Metering Placement of PMUs and Smart Meters for State Estimation in Active Distribution Grids

  Copyright: © RWTH Aachen Optimization of metering placement with PMUs and Smart Meters for Active Distribution Grids

Due to the increasing dynamics and uncertain, changing behavior of the actors and the emergence of new control needs in distribution grids, real-time monitoring is becoming more and more important. A key tool to achieve reliable and accurate awareness of the system conditions is the distribution state estimation (DSE) based on accurate, real-time measurements. For an incremental deployment of the measurement infrastructure, the use of any available, though heterogeneous, metering devices providing aforementioned measurement data can significantly affect the DSE process for distribution grid.

In this work, we start with the study on the meter placement problem for the DSE with heterogeneous measurements including measurement data from synchronized phasor measurement units (PMUs) and Smart Meters, in addition to measurements that are typical of distribution networks, including pseudo and virtual measurements. This work aims at defining a design approach for finding the optimal measurement infrastructure for active distribution grid. The design problem is solved in terms of a stochastic optimization taking into account the accuracy requirement and the overall uncertainty of the state estimates as well as economic constraints.

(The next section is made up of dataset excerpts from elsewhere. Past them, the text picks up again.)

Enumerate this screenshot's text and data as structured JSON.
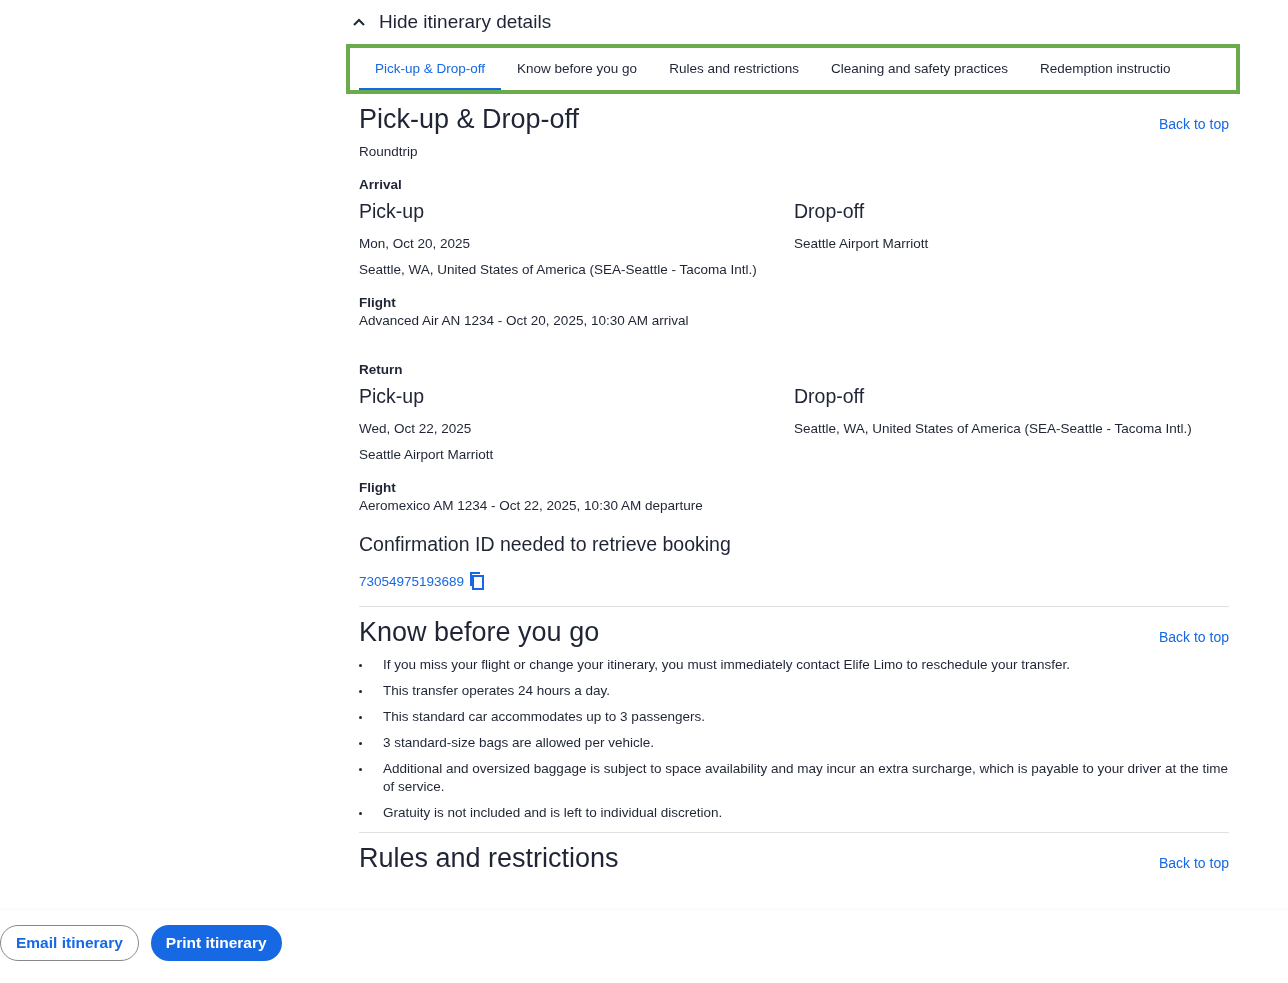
{
  "toggle": {
    "label": "Hide itinerary details",
    "expanded": true
  },
  "tabs": [
    {
      "label": "Pick-up & Drop-off",
      "selected": true
    },
    {
      "label": "Know before you go",
      "selected": false
    },
    {
      "label": "Rules and restrictions",
      "selected": false
    },
    {
      "label": "Cleaning and safety practices",
      "selected": false
    },
    {
      "label": "Redemption instructio",
      "selected": false
    }
  ],
  "pickup_section": {
    "title": "Pick-up & Drop-off",
    "back_link": "Back to top",
    "trip_type": "Roundtrip",
    "legs": [
      {
        "label": "Arrival",
        "pickup": {
          "title": "Pick-up",
          "lines": [
            "Mon, Oct 20, 2025",
            "Seattle, WA, United States of America (SEA-Seattle - Tacoma Intl.)"
          ]
        },
        "dropoff": {
          "title": "Drop-off",
          "lines": [
            "Seattle Airport Marriott"
          ]
        },
        "flight_label": "Flight",
        "flight": "Advanced Air AN 1234 - Oct 20, 2025, 10:30 AM arrival"
      },
      {
        "label": "Return",
        "pickup": {
          "title": "Pick-up",
          "lines": [
            "Wed, Oct 22, 2025",
            "Seattle Airport Marriott"
          ]
        },
        "dropoff": {
          "title": "Drop-off",
          "lines": [
            "Seattle, WA, United States of America (SEA-Seattle - Tacoma Intl.)"
          ]
        },
        "flight_label": "Flight",
        "flight": "Aeromexico AM 1234 - Oct 22, 2025, 10:30 AM departure"
      }
    ],
    "confirmation_title": "Confirmation ID needed to retrieve booking",
    "confirmation_id": "73054975193689"
  },
  "know_section": {
    "title": "Know before you go",
    "back_link": "Back to top",
    "bullets": [
      "If you miss your flight or change your itinerary, you must immediately contact Elife Limo to reschedule your transfer.",
      "This transfer operates 24 hours a day.",
      "This standard car accommodates up to 3 passengers.",
      "3 standard-size bags are allowed per vehicle.",
      "Additional and oversized baggage is subject to space availability and may incur an extra surcharge, which is payable to your driver at the time of service.",
      "Gratuity is not included and is left to individual discretion."
    ]
  },
  "rules_section": {
    "title": "Rules and restrictions",
    "back_link": "Back to top"
  },
  "footer": {
    "email_button": "Email itinerary",
    "print_button": "Print itinerary"
  }
}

The proposed method provides, for distribution grids:

• a tradeoff between accuracy of the state estimation, number of PMUs and number of Smart Metermeasurements, and hence the incremental cost of new instrumentation deployments, in distribution networks;

• a method for designing the measurement infrastructure for target accuracy of the state estimation.

This approach is validated first by applying it to a sample case study representing a significant portion of an existing distribution network and considering of different network topologies and operating conditions. The preliminary results show that the proposed approach is particularly suited for active and smart grids, since it is capable of taking into account the topological and operational changes that characterize the future dynamic management of such networks. This method can assist distribution system operators in making investment decisions to upgrade the infrastructure for the upcoming changes.

This research work is carried out in cooperation with Prof. Carlo Muscas, University of Cagliari, Italy.